I am not traditionally a bottom because I am 1) naturally a top and 2) have a history of abuse. In the situations that I have bottomed, I have been triggered once or twice and found myself unable to properly communicate because I was suffering flashbacks and things of this nature. That was why having a partner that cared about me, or even just a partner that respected me as a human being even if they weren't in love with me, was so important. Basically, don't play with people that don't care enough about your safety to pay attention with you is my policy.
08/12/2009
VieuxCarre VieuxCarre
Quote:
Originally posted by Owl Identified
This actually brings me to something else, though. Sometimes when play goes past a point you are comfortable with it's difficult to verbalize that you need out.
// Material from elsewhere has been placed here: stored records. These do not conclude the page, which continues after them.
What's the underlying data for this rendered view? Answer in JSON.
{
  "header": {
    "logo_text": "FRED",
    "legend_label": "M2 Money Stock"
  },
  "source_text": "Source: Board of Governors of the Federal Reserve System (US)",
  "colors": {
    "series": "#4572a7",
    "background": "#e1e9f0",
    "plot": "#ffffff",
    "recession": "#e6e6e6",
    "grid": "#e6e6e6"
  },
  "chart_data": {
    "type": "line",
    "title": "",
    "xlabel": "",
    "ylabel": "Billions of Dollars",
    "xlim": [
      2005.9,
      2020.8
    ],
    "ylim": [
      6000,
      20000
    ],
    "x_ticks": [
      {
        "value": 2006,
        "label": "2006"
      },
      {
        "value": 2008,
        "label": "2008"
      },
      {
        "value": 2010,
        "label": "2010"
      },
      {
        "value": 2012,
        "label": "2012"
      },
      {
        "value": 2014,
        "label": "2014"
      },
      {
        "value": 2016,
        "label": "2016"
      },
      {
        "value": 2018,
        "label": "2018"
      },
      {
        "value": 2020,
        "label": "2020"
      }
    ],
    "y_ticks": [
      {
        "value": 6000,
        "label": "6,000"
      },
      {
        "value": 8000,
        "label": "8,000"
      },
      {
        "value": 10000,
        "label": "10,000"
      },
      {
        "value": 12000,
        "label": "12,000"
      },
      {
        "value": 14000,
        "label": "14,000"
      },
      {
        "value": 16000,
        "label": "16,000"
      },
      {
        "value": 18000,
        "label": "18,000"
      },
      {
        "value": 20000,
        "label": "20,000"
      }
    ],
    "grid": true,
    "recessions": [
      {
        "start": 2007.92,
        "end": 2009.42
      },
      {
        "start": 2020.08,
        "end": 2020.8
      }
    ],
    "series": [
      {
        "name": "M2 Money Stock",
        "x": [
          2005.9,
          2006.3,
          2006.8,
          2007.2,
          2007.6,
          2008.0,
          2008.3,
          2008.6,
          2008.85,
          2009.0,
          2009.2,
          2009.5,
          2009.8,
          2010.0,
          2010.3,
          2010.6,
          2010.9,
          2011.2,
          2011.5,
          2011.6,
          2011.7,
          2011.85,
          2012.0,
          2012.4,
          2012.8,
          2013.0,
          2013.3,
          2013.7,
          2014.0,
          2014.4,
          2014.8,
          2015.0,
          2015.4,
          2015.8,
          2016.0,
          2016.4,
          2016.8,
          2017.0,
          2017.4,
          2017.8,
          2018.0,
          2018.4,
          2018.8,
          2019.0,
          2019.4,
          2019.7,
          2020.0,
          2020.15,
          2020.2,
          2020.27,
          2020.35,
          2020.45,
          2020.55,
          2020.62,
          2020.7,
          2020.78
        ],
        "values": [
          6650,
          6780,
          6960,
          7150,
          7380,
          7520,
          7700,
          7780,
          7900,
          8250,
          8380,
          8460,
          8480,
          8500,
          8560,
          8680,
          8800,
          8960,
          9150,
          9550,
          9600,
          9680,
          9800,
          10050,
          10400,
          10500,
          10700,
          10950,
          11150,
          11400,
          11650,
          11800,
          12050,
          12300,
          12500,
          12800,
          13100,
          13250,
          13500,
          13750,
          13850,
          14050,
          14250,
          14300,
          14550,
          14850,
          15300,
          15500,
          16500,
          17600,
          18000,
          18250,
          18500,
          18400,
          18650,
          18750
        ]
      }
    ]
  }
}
Whether it's emotional trauma or physical trauma, sometimes it becomes too much for a ... More
@periodic checkpoints statement: I fully agree with that as well. My partner checks with me every so often when we're playing. It's another good method. I'm glad you brought it up!
08/12/2009
Atargatis Atargatis
i mentioned this in another thread, that i never use safewords. Sometimes, especially in unfamiliar situations, safewords can be offered, although usually with Doms that i do not typically work with. i find safewords do not work, because i am often gagged. We do use "periodic checkpoints," especially when we are engaging in something that is known to be extraordinarily painful or difficult.

Basically if the person Dominating you cannot tell if you are having a problem or not, that's a problem.
12/07/2009
Domineight Domineight
I haven't ever felt I needed a safe word with partners. All of my BDSM-related play has been with people I know very well so if I, or the other person when I'm Dom, says "Hey. Seriously. Stop." I/they would just stop.

I feel that if you're involved in play with someone you don't know that well that you should use a safe word. But I also would advise most people not to submit to a stranger in a private place because it just seems too risky to leave yourself that vulnerable with someone you don't know well and who isn't familliar with your limits.
12/10/2009
DynamicDuo DynamicDuo
I dont think there is anything wrong with a safe word. I think saying the safe word instead, say, "too hard" keeps the mood without one partner getting upset or losing focus
12/10/2009
dragondiva dragondiva
Usually breath play results in a check, as we call it, and tears since I rarily cry, but here again we also have safewords. I've never used a full stop word but we have caution or change words which once I did request we change the play because I could not catch my breath and as easy as that we kept going and without that it could have been less good. For me I would rather push myself until I fainted than stop but fainting would stop everything so changing works much better, my master is very good at reading me and that one time thing never has happened again, even though we've been exactly in the same situation, of course he now demands eye contact more and he checks how I am maybe more. I must agree though if I said I'm going to faint it would be a stop, vomiting maybe not cause a good deep throat might cause that, but he might pull back a bit. Any loss of feeling is usually just a change of position or activity, he might massage the area effected but he'd have a motive and plan..
12/23/2009
Atargatis Atargatis
Dragon- i believe it is up to the people involved to determine whether loss of consciousness or vomiting would be stops. i know in my play they would not be, but it is important to address those concerns in any D/s dynamic, because one may think "Oh, if i faint, of course He would stop" when in reality it has the ability to lead to problems.